JERUSALEM — Israeli and Palestinian leaders yesterday called off a planned summit this week, dealing a new setback to efforts to halt fighting between the Israeli army and militants in the Gaza Strip and restart peacemaking.

The Palestinian foreign minister, meanwhile, said the so-called Quartet of Mideast negotiators had invited Palestinian Authority President Mahmoud Abbas and Israeli Prime Minister Ehud Olmert to a meeting in Egypt on June 25. An official in Mr. Olmert’s office, David Baker, said no invitation had been received.

In an article yesterday, Mr. Olmert said Israel was ready to discuss an Arab peace proposal, but his Palestinian counterpart called the climate between the two sides “catastrophic.” They made their comments, in dueling opinion pieces in the British newspaper Guardian, as the two sides reflected on the 1967 Mideast War, which began 40 years ago Tuesday.

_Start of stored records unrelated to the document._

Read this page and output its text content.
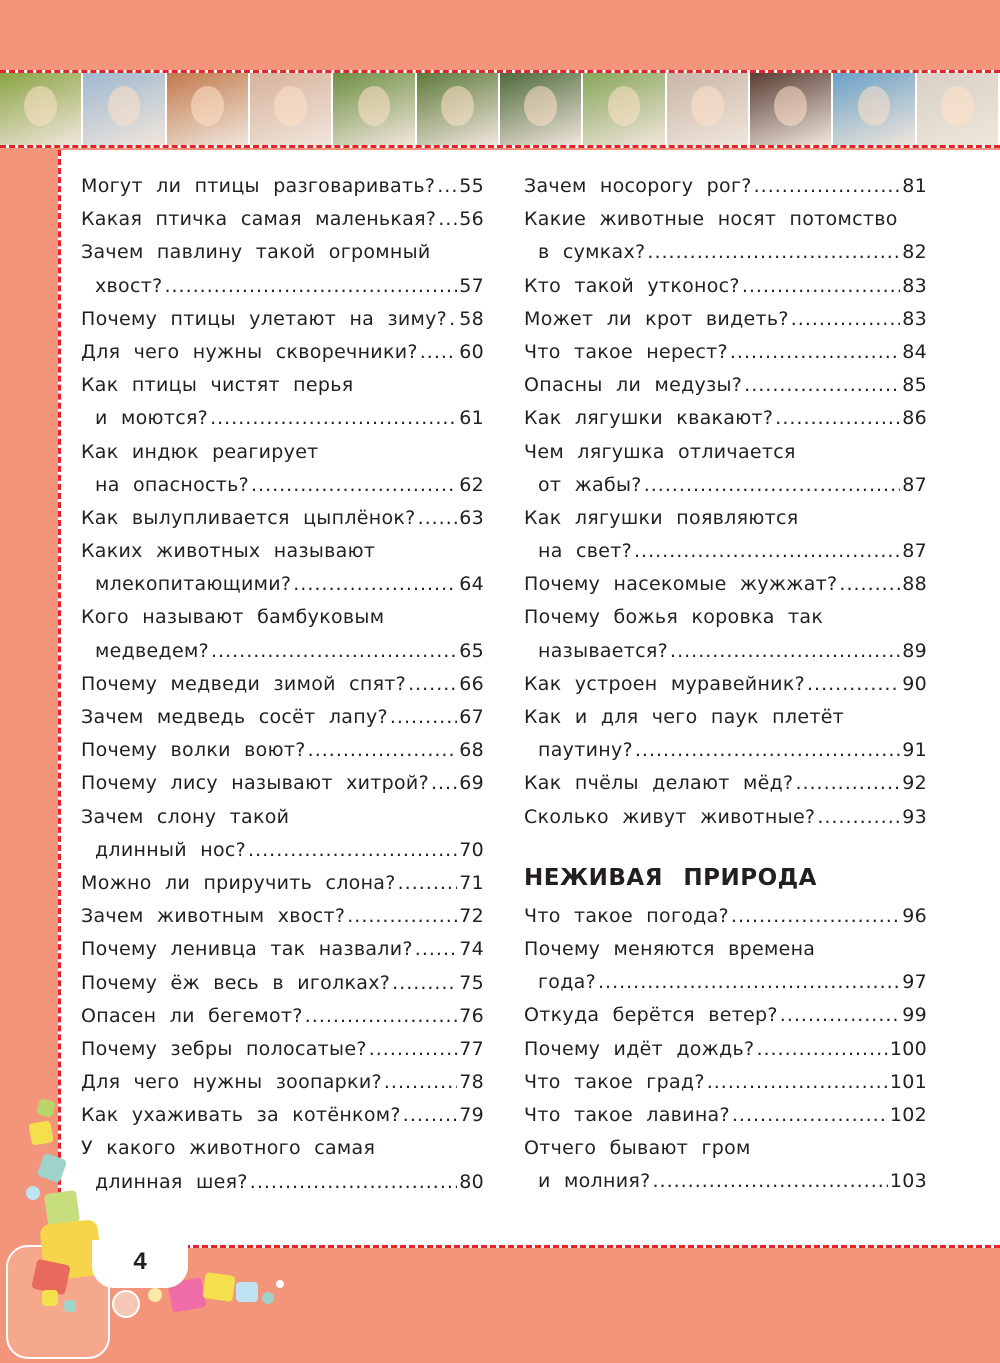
Могут ли птицы разговаривать? ..... 55
Какая птичка самая маленькая? ..... 56
Зачем павлину такой огромный
хвост? .....	57
Почему птицы улетают на зиму? ..... 58
Для чего нужны скворечники? ..... 60
Как птицы чистят перья
и моются? .....	61
Как индюк реагирует
на опасность? .....	62
Как вылупливается цыплёнок? ..... 63
Каких животных называют
млекопитающими? .....	64
Кого называют бамбуковым
медведем? .....	65
Почему медведи зимой спят? .....	66
Зачем медведь сосёт лапу? .....	67
Почему волки воют? .....	68
Почему лису называют хитрой? ..... 69
Зачем слону такой
длинный нос? .....	70
Можно ли приручить слона? .....	71
Зачем животным хвост? .....	72
Почему ленивца так назвали? ..... 74
Почему ёж весь в иголках? .....	75
Опасен ли бегемот? .....	76
Почему зебры полосатые? .....	77
Для чего нужны зоопарки? .....	78
Как ухаживать за котёнком? .....	79
У какого животного самая
длинная шея? .....	80
Зачем носорогу рог? .....	81
Какие животные носят потомство
в сумках? .....	82
Кто такой утконос? .....	83
Может ли крот видеть? .....	83
Что такое нерест? .....	84
Опасны ли медузы? .....	85
Как лягушки квакают? .....	86
Чем лягушка отличается
от жабы? .....	87
Как лягушки появляются
на свет? .....	87
Почему насекомые жужжат? .....	88
Почему божья коровка так
называется? .....	89
Как устроен муравейник? .....	90
Как и для чего паук плетёт
паутину? .....	91
Как пчёлы делают мёд? .....	92
Сколько живут животные? .....	93
НЕЖИВАЯ ПРИРОДА
Что такое погода? .....	96
Почему меняются времена
года? .....	97
Откуда берётся ветер? .....	99
Почему идёт дождь? .....	100
Что такое град? .....	101
Что такое лавина? .....	102
Отчего бывают гром
и молния? .....	103
4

Mr. Olmert and Mr. Abbas had been expected to meet today in the West Bank town of Jericho, in what would have been their first talks on Palestinian territory. Mr. Baker said the meeting was postponed at the request of the Palestinians.

Palestinian officials said Israel has rejected demands to release hundreds of millions of dollars in frozen Palestinian tax revenues, restart peace talks or accept Mr. Abbas‘ proposal for restoring a collapsed cease-fire in the Gaza Strip and extending it to the West Bank.

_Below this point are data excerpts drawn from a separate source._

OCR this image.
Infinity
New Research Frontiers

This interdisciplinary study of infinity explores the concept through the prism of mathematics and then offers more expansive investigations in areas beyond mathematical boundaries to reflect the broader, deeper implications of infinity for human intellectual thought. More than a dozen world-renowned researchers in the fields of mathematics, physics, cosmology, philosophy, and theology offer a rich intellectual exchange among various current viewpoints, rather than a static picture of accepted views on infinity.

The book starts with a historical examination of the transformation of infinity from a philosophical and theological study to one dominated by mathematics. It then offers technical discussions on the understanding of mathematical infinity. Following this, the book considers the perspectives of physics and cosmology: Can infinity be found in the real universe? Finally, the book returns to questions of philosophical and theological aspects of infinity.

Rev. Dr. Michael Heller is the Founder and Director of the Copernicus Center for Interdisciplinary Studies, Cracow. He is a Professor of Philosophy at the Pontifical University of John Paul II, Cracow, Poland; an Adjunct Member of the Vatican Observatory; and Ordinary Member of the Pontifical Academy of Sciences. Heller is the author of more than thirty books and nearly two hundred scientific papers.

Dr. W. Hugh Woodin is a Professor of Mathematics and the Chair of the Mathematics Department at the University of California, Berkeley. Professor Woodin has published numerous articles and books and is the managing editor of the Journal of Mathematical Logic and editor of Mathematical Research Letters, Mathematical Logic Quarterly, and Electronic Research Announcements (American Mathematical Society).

Israel is not responding positively to these demands, so the president decided not to go to this meeting,” Palestinian Foreign Minister Ziad Abu Amr said. He later said Mr. Olmert and Mr. Abbas were invited to Cairo by the Quartet — the United States, the European Union, the United Nations and Russia.

In Washington, where Israeli Deputy Prime Minister Shaul Mofaz was to meet with Secretary of State Condoleezza Rice yesterday, the State Department played down the canceled meeting this week.

“They have pledged to get together, to meet,” spokesman Sean McCormack said. “The timing and location and logistics around it are going to be up to them, but we’re confident that they are still going to get together.”

Under prodding from Miss Rice, Mr. Olmert and Mr. Abbas agreed in March to meet every two weeks with the aim of discussing the outlines of a permanent peace deal. However, they have met only once since then, and any chances of reviving peace talks have been clouded by the resumption of fighting in Gaza.

A five-month truce collapsed last month when Hamas militants began firing barrages of crude rockets into southern Israel. The Israeli army has responded with dozens of air strikes and several brief ground incursions. More than 60 Palestinians, most of them militants, and two Israeli civilians have been killed.

In new violence, Israeli aircraft struck a group of militants in northern Gaza early yesterday, killing one, Palestinian officials said. The army said the militants were planting a bomb at the time, and Hamas said in a radio broadcast that the dead man belonged to the group.

In the West Bank, a 67-year-old Palestinian man was killed and seven family members were wounded in an Israeli arrest raid, police said.